9 April 2014

State Services Commission has published the timelines for developing the action plan required of New Zealand as one of the prospects in the fourth, and most recent, cohort committing to the Open Government Partnership.

Member states are required to implement challenging action plans that will give effect to the OGP’s transparency and accountability objectives. The fourth cohort countries will formally join the OGP later this month once they have demonstrated their willingness to promote open government through the specifics of their action plans.

New Zealand will obviously not have a finalised action plan within the expected timeframe. By comparison, Ireland which is in the cohort with New Zealand, has been working with civil society for at least nine months, refining its proposals. The obverse is the case with Australia, also in the cohort, but whose intentions are even less clear. Perhaps as the invitations to join the OGP – to New Zealand by the British Prime Minister, and to Australia by President Obama – didn’t afford sufficient time, latitude has been permitted in complying with the OGP governance requirements. (Those requirements, republished last week after a review, include the specification that aspirant members have “concrete” action plans.)

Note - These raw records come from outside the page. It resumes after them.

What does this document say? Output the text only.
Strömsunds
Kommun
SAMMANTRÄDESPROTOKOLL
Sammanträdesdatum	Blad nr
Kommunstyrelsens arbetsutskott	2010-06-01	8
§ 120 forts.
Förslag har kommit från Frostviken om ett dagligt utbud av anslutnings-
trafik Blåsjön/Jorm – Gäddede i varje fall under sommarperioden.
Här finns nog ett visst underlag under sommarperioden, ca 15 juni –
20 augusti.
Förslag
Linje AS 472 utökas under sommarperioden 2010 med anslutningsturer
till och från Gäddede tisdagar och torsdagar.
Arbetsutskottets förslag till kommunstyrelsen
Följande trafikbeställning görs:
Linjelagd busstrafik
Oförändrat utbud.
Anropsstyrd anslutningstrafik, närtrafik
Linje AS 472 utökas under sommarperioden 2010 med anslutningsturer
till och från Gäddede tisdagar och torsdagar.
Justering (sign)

New Zealand and Australia may have something to present to the Asia Pacific Regional Meeting taking place at Bali in early May. However the first meeting with civil society – Transparency New Zealand has taken the lead in seeking to contribute – is not until next week. The SSC timeline also indicates that it will be 31 July before the action plan is published. Mongolia, another fourth cohort country in the region, does not appear to be any more compliant. The Mongolia page on the OGP website is as devoid of content as those of New Zealand and Australia.

The SSC announcement will raise the ire of the privacy blogger at “Open and Shut”, who is continually critical of the lack of action regarding the OGP across the Tasman. New Zealand may have stolen a march on Australia.